2003, la loi de sortie « progressive »

Olivier Deleuze (Ecolo), alors secrétaire d’Etat à l’Energie, apporte aux Verts, entrés dans le gouvernement Verhofstadt I en 1999, un trophée de choix. Le 31 janvier 2003, la majorité vote en effet la « loi sur la sortie progressive du nucléaire a des fins de production d’électricité ». Doel 1, Doel 2 et Tihange 1 devront fermer en 2015, les 4 autres réacteurs (Doel 3 et 4, Tihange 2 et 3) pour 2022.

Mais quelques mois plus tard, des voix discordantes se font déjà entendre au sein de la majorité.
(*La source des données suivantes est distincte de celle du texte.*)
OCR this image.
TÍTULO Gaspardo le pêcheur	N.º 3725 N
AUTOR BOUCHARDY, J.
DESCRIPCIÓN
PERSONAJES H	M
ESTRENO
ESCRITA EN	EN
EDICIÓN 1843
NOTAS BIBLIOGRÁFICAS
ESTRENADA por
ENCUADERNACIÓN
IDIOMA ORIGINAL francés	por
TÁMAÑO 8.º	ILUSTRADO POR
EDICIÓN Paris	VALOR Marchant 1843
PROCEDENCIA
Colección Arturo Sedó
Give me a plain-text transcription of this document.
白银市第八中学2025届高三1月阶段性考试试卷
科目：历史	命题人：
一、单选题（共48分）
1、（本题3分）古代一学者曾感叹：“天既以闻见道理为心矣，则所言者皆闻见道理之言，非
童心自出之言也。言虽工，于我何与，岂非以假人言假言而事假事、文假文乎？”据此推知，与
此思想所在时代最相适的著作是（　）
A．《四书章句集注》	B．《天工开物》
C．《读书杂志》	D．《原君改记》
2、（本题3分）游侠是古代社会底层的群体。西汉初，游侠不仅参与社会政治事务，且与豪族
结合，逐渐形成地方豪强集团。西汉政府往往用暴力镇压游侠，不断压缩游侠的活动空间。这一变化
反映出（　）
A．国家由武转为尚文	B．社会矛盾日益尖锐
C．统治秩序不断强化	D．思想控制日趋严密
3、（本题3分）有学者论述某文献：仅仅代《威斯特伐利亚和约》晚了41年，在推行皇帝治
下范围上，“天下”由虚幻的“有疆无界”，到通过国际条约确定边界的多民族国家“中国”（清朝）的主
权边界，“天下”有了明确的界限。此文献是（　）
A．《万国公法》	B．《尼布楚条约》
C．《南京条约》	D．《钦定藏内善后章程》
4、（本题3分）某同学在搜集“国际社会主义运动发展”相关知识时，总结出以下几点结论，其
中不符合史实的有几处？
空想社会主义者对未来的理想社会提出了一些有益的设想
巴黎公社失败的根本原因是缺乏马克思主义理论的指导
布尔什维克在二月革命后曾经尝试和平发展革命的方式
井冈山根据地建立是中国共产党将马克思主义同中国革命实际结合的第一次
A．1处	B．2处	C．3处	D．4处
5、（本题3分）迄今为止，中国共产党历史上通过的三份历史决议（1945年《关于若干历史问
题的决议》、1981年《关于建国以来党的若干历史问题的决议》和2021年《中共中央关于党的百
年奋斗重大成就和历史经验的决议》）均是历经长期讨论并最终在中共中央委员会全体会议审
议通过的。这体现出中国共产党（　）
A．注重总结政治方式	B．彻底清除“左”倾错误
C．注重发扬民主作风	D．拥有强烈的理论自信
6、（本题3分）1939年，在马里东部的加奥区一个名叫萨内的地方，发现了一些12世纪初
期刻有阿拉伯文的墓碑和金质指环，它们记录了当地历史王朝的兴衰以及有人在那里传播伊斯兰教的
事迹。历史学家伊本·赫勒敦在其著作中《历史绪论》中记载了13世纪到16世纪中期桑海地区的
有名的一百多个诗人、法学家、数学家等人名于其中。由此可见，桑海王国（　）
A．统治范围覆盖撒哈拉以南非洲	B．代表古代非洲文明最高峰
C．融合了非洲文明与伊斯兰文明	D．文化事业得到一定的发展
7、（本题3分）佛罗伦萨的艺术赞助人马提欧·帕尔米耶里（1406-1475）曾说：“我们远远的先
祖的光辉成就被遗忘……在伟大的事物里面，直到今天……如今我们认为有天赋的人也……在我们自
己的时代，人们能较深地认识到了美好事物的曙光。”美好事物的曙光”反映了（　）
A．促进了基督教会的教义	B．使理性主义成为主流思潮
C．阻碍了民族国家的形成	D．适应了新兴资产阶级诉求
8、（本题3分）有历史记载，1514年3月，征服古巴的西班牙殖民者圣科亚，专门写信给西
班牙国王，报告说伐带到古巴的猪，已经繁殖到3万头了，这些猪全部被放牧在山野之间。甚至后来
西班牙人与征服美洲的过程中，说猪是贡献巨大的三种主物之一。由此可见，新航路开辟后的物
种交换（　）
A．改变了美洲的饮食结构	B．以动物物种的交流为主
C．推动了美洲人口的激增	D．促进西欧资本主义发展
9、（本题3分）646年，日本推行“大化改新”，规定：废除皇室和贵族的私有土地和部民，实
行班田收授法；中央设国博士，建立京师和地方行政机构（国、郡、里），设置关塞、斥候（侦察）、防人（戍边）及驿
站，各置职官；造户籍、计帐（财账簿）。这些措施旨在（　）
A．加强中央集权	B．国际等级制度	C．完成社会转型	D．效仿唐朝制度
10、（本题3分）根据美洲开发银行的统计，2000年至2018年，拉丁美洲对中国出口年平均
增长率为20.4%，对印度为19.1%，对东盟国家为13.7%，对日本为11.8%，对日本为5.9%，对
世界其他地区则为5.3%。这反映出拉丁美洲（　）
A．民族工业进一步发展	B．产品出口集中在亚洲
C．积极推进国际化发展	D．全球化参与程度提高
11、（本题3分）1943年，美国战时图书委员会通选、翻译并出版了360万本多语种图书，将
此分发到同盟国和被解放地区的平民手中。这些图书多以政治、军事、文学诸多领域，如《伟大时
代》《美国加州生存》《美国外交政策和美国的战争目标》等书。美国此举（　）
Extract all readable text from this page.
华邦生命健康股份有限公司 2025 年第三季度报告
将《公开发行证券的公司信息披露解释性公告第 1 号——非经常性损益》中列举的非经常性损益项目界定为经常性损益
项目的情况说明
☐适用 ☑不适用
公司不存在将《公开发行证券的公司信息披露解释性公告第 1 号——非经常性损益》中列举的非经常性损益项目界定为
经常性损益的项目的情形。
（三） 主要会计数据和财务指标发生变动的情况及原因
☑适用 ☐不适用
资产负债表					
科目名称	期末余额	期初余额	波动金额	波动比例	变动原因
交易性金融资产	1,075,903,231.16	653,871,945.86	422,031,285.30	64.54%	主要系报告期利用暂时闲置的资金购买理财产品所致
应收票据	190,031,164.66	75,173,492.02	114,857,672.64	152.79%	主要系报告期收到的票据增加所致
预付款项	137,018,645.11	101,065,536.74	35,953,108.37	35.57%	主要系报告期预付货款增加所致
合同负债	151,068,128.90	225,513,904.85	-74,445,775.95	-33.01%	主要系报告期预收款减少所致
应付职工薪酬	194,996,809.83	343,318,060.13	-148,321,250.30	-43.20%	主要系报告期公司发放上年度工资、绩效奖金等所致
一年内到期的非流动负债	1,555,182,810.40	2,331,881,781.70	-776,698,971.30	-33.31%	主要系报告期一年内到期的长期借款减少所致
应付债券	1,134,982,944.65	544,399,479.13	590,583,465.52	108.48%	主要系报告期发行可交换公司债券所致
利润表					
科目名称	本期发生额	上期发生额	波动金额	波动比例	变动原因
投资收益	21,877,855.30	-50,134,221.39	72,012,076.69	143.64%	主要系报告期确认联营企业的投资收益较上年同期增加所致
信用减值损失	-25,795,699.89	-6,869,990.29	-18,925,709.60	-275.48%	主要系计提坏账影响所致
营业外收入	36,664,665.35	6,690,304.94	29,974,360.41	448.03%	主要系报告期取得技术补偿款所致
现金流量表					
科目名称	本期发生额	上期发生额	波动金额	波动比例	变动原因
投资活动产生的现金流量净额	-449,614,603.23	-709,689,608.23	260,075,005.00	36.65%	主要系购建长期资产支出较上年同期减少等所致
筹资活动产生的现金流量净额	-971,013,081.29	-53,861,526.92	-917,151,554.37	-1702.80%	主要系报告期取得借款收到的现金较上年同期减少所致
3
Comme celle de Karel De Gucht (VLD), qui prévient en 2004 : « Revenir sur la loi de sortie du nucléaire, cela ne peut être un tabou ».

2011 : Fukushima rebat les cartes

Depuis Verhofstadt II, les Verts doivent observer les débats depuis le banc de l’opposition. La loi de 2003 semble menacée : Yves Leterme, défenseur du nucléaire, devient Premier ministre en 2008 et 2009. Un consensus autour de la prolongation semble petit à petit voir le jour. Sous Van Rompuy, le gouvernement s’accorde sur la prolongation de la durée d’exploitation de Doel 1, Doel 2 et Tihange 1.

Le 11 mars 2011, à 9.000 kilomètres du 16, rue de la Loi, un tsunami balaye la centrale de Fukushima. Stupéfaction mondiale. 48 heures après, l’Allemagne décide la sortie du nucléaire. En Belgique, les partisans de l’Atome doivent faire profil bas. Le 18 décembre 2013, la loi de 2003 est amendée : Doel 1 et 2 vont bel et bien fermer, mais Tihange 1 est prolongé jusqu’en 2025.

2015 :  Petites et grandes fissures

En 2014, des microfissures sont détectées dans les cuves de Doel 3 et Tihange 2.  Pas le choix, il faut fermer ces réacteurs. Pour rappel, Doel 1 et 2 sont censés s’arrêter l’année suivante. Mais la sécurité d’approvisionnement, déjà, est au centre des préoccupations.

Comme il va falloir faire temporairement avec deux réacteurs de moins, la ministre de l’Energie, Marie-Christine Marghem, prolonge en 2015 Doel 1 et 2, jusqu’en 2025. Une fissure de plus dans la loi de 2003… Mais la ministre l’assure : on garde le cap, la fin du nucléaire est bien pour 2025.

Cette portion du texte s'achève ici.